Former GOP presidential nominee Mitt Romney said he would not hesitate to take his family to the Winter Olympics in Sochi, Russia, despite security concerns.
The former Massachusetts governor said there had never been a more targeted Olympic site than Sochi, but he maintained the level of security has been unprecedented.
“The answer is yes,” he said on NBC's "Today" show when asked if he would take his family to the games.
Romney, who headed the 2002 Winter Olympics in Utah, said the arenas and stadiums where the athletes compete will likely be secure, but the most concern comes from “soft sites.”
He said Russia had likely done “everything humanly possible to protect the games,” reiterating that intelligence gathering is likely the most important security preparation at a site as big as Sochi.

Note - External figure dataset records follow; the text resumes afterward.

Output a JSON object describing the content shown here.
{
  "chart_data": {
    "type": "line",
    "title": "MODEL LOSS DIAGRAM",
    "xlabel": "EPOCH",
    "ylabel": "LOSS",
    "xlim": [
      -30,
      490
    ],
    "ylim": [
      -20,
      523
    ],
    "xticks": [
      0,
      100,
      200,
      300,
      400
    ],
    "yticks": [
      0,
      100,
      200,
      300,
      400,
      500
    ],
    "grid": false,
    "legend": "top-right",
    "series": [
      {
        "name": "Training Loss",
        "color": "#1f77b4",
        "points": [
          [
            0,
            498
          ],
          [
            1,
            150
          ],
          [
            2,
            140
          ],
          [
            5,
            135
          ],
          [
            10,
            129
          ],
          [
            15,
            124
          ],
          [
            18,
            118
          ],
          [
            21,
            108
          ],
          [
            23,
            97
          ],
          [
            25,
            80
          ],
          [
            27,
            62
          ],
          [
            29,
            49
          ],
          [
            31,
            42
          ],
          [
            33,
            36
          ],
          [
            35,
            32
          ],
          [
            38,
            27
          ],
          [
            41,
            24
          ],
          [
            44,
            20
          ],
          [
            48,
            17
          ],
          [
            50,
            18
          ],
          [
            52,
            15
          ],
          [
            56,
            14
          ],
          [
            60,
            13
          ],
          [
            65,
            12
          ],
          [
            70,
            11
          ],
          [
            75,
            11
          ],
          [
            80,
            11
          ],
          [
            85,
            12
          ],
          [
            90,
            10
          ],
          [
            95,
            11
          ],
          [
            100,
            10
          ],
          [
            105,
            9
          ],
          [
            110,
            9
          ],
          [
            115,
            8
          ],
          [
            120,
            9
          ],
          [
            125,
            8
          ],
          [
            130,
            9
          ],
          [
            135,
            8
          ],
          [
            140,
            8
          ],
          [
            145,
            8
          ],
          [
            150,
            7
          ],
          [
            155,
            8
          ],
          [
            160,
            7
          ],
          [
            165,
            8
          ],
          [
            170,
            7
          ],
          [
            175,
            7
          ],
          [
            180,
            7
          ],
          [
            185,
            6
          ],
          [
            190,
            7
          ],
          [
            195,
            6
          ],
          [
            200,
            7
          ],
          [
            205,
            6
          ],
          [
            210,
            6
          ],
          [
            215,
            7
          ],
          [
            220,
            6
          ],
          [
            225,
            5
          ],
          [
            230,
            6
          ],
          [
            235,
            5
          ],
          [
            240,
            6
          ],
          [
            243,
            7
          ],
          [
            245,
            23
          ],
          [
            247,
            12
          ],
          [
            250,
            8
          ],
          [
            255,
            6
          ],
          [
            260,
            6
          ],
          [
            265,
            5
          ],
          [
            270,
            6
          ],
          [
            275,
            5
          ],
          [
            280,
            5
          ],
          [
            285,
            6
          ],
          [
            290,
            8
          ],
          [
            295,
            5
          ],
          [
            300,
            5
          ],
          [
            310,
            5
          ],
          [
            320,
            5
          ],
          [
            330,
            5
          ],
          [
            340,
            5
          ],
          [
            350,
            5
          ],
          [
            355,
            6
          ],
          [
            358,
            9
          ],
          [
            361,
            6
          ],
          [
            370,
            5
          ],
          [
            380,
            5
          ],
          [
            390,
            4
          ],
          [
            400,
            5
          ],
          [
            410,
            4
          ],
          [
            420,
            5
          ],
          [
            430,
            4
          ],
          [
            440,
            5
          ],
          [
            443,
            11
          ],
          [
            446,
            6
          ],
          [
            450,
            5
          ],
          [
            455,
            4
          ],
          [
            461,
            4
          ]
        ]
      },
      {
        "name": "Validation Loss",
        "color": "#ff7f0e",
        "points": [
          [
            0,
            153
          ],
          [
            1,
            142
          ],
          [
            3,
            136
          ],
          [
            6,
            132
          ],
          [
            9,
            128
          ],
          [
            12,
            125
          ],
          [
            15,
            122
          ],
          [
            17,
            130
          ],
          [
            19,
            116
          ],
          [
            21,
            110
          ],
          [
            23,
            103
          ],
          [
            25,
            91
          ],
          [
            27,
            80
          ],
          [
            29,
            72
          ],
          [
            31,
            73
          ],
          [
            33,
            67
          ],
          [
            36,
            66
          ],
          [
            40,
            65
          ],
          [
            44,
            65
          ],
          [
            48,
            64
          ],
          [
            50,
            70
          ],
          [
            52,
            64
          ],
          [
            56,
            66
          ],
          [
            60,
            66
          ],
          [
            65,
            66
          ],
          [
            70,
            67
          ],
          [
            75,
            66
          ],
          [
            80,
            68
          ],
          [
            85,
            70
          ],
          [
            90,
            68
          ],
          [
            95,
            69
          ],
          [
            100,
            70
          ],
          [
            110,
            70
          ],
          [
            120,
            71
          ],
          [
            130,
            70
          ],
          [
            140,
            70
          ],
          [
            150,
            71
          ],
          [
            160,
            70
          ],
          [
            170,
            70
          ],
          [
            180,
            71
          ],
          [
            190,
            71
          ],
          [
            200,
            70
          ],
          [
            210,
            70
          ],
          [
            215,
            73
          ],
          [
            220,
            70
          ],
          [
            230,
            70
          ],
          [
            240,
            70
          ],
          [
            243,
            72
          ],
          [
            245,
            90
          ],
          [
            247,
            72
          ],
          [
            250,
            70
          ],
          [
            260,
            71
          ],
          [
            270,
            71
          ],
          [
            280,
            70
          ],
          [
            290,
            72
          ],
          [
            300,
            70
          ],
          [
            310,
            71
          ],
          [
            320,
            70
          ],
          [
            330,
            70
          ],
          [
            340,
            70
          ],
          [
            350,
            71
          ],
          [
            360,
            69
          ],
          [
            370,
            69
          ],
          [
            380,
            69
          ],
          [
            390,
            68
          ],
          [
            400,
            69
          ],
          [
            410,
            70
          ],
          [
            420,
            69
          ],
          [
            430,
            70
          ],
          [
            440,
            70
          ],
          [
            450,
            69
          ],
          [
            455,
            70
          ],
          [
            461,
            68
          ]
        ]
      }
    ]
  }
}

“You need extraordinary intel work — that’s what happened with our games that gave me confidence they’d be safe,” he said. “Now and then, we’ll hear reports of an individual they are looking for. That suggests they have pretty good intelligence. All in all, it seems to be a very effective security program, but again, no 100 percent guarantee.”
A number of lawmakers have expressed concern with security preparation, and the White House has offered its full security support to help with the games.
House Homeland Security Committee Chairman Michael McCaul (R-Texas) said the Olympic Village in Sochi is well protected, and there had been no specific threats to U.S. athletes after a visit to the site.
Sen. John McCain (R-Ariz.) on Wednesday expressed concern about security at the games but did not advise fans against attending. Over the weekend, Sen. Angus King (I-Maine) said he would not want to go or take his family when talking about security concerns.
Romney did not question the Olympic Committee for picking the country to host the games, noting politics should not be taken into consideration. But he continued to describe the country as a “geopolitical foe” with harmful ties to North Korea and Syria.